The Benji Hillman Foundation
- Abbreviation: BHF
- Formation: August 2006; 19 years ago
- Founded at: Israel
- Type: Charitable organization
- Purpose: Support for lone soldiers in the Israel Defense Forces and helping young immigrants integrate into Israeli society
- Headquarters: Ra'anana, Israel
- Services: Housing, guidance, and support for lone soldiers and assistance to young immigrant adults

= The Benji Hillman Foundation =

Charity supporting lone soldiers in Israel

The Benji Hillman Foundation (BHF) was founded in August 2006, in memory of Major Benji Hillman, who was killed in action during the 2006 Lebanon War. The Foundation's aims are to help lone soldiers and soldiers from deprived backgrounds in the Israel Defense Force, both during and after their army service. The foundation also helps young adults who are immigrants to integrate into society.

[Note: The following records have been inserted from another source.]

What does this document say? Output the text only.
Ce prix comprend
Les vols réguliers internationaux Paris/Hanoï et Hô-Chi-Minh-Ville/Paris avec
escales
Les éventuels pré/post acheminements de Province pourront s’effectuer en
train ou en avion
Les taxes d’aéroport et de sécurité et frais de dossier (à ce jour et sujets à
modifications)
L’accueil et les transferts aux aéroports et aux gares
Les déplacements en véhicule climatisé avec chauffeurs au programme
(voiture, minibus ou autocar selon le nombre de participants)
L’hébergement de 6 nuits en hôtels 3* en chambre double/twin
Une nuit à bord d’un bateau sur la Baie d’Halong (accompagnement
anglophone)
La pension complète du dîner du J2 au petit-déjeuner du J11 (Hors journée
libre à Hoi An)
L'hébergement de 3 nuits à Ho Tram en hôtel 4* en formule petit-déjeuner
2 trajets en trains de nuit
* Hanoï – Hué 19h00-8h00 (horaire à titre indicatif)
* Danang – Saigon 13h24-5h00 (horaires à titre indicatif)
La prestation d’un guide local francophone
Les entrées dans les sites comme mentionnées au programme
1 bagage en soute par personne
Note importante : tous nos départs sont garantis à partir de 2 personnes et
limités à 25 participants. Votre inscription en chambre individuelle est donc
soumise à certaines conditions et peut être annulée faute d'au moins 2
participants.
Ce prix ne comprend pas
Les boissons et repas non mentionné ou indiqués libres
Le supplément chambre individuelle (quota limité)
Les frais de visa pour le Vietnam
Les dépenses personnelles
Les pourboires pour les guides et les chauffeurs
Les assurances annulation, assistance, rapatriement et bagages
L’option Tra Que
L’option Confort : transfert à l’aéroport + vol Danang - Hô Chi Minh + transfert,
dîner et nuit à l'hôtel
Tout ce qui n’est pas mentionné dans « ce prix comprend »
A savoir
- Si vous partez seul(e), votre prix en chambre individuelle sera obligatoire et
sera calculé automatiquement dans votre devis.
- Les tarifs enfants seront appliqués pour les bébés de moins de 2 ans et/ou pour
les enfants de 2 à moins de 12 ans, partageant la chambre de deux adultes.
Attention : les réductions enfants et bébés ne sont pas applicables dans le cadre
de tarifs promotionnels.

The foundation is named after the late Major Benji Hillman (1979–2006), a company commander in the elite Egoz Reconnaissance Unit, who was killed in Maroun al-Ras on 20 July leading his troops into battle. Hillman was regarded as having an unstinting sense of responsibility toward the soldiers under his command, particularly to lone soldiers.

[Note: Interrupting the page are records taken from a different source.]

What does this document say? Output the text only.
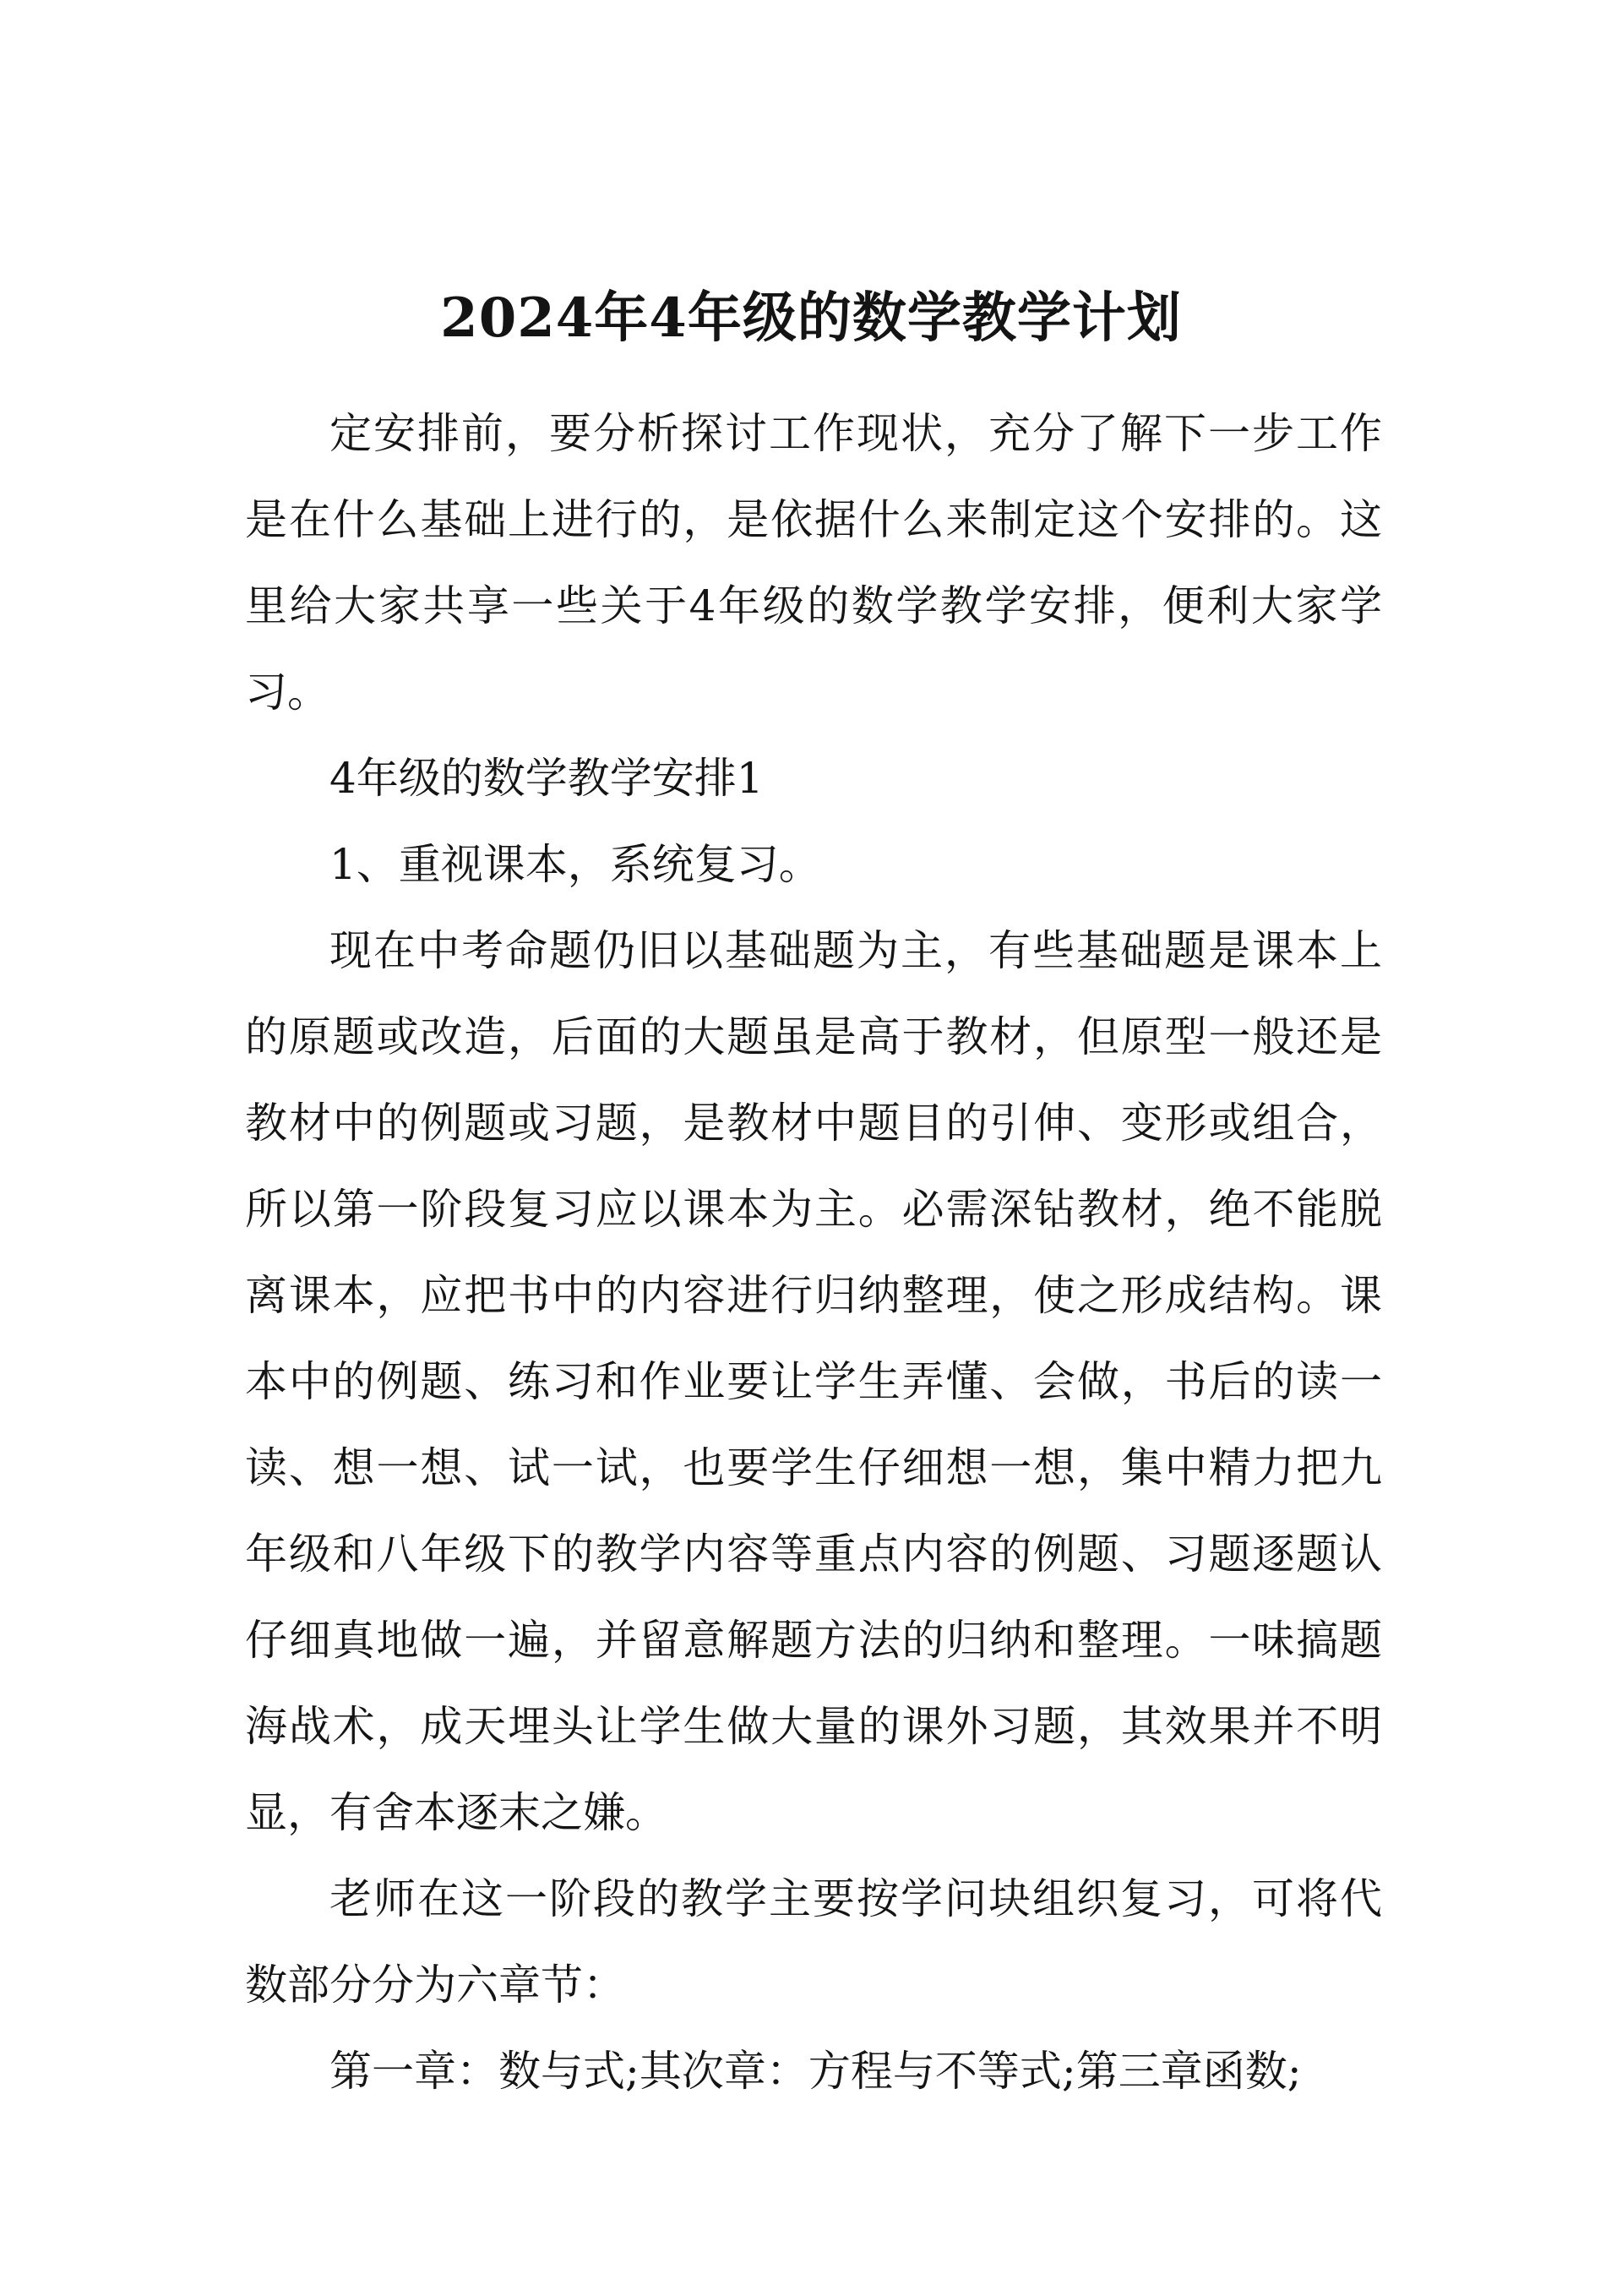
2024年4年级的数学教学计划

定安排前，要分析探讨工作现状，充分了解下一步工作是在什么基础上进行的，是依据什么来制定这个安排的。这里给大家共享一些关于4年级的数学教学安排，便利大家学习。

4年级的数学教学安排1

1、重视课本，系统复习。

现在中考命题仍旧以基础题为主，有些基础题是课本上的原题或改造，后面的大题虽是高于教材，但原型一般还是教材中的例题或习题，是教材中题目的引伸、变形或组合，所以第一阶段复习应以课本为主。必需深钻教材，绝不能脱离课本，应把书中的内容进行归纳整理，使之形成结构。课本中的例题、练习和作业要让学生弄懂、会做，书后的读一读、想一想、试一试，也要学生仔细想一想，集中精力把九年级和八年级下的教学内容等重点内容的例题、习题逐题认仔细真地做一遍，并留意解题方法的归纳和整理。一味搞题海战术，成天埋头让学生做大量的课外习题，其效果并不明显，有舍本逐末之嫌。

老师在这一阶段的教学主要按学问块组织复习，可将代数部分分为六章节：

第一章：数与式;其次章：方程与不等式;第三章函数;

Benji was born on 3 October 1979 in North West London to Judith and Danny Hillman. He had an older sister, Abigail and younger brother Shimon. His family emigrated to Israel in 1983 to Ra'anana. He attended the local primary school and then went to the Mechina in Kfar Saba and subsequently to the Midrashiya in Pardes Hanna. He also spent a year at Bnei David, the pre-military Yeshiva in Eli.

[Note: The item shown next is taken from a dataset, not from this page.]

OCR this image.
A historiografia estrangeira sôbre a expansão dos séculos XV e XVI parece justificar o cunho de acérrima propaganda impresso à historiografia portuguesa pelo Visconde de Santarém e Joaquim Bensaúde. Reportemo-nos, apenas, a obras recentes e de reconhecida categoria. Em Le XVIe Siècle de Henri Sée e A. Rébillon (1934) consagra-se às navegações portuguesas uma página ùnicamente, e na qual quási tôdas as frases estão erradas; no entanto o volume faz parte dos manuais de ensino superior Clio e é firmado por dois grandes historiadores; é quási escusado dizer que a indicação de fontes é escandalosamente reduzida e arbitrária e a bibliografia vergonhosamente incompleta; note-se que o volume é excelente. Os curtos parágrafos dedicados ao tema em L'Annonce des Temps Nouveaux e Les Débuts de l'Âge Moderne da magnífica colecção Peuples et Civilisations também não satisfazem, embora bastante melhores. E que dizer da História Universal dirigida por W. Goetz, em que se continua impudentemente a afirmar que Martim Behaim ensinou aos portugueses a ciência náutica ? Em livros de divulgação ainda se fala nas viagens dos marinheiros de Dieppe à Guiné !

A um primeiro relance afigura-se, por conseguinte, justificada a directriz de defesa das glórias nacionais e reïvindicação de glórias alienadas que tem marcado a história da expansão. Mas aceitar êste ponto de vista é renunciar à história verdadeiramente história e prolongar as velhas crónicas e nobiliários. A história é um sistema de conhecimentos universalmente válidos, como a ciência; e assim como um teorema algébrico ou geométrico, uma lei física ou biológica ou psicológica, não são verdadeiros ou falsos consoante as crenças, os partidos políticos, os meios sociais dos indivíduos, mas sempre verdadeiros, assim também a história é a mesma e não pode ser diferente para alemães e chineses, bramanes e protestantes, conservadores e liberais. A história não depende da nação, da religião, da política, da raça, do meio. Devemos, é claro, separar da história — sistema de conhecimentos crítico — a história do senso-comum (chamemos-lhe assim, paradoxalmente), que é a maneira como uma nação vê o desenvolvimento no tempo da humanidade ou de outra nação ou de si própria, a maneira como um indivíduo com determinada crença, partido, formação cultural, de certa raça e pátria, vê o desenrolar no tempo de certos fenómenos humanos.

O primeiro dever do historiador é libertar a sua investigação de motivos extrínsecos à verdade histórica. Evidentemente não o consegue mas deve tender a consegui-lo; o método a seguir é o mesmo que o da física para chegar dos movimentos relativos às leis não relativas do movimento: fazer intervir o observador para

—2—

In 1998, he entered the army and was accepted to the Egoz Reconnaissance Unit. He was named outstanding soldier in basic training and in combat courses following. In 2000, he graduated from the officers' course with distinction and held positions in both Egoz and in the Golani Brigade's 51st Battalion. In June 2006, less than a month before he was killed, he married his long-time girlfriend Ayala Borger.

==Projects==
The Foundation, managed by Benji's family and friends, is implementing a number of projects to make the lives of lone soldiers more comfortable during their service, and to help young immigrants integrate into Israeli society.

"Lone soldiers" are young men and women, usually recent immigrants to Israel who are undertaking their mandatory service in the Israeli army. Lone soldiers often have no family in Israel, may barely speak the Hebrew language and in most cases have no place of their own to go when on leave from their army service.

The Foundation's flagship project, HaBayit Shel Benji (Benji's Home), was opened in February 2013 in Raanana to provide general assistance, their own room, good food, a surrogate family (from members of local community - Raanana) and all the comforts of home for 50 lone soldiers (male and female). In 2016 a fourth floor with additional rooms was added to the Home.

The second project, opened in 2014 is a Guidance Center for young people after their service and beginning their lives in Israel. Each participant is given a guidance program based on their specific needs. In 2025 the center helped over 500 young people integrate into Israeli society.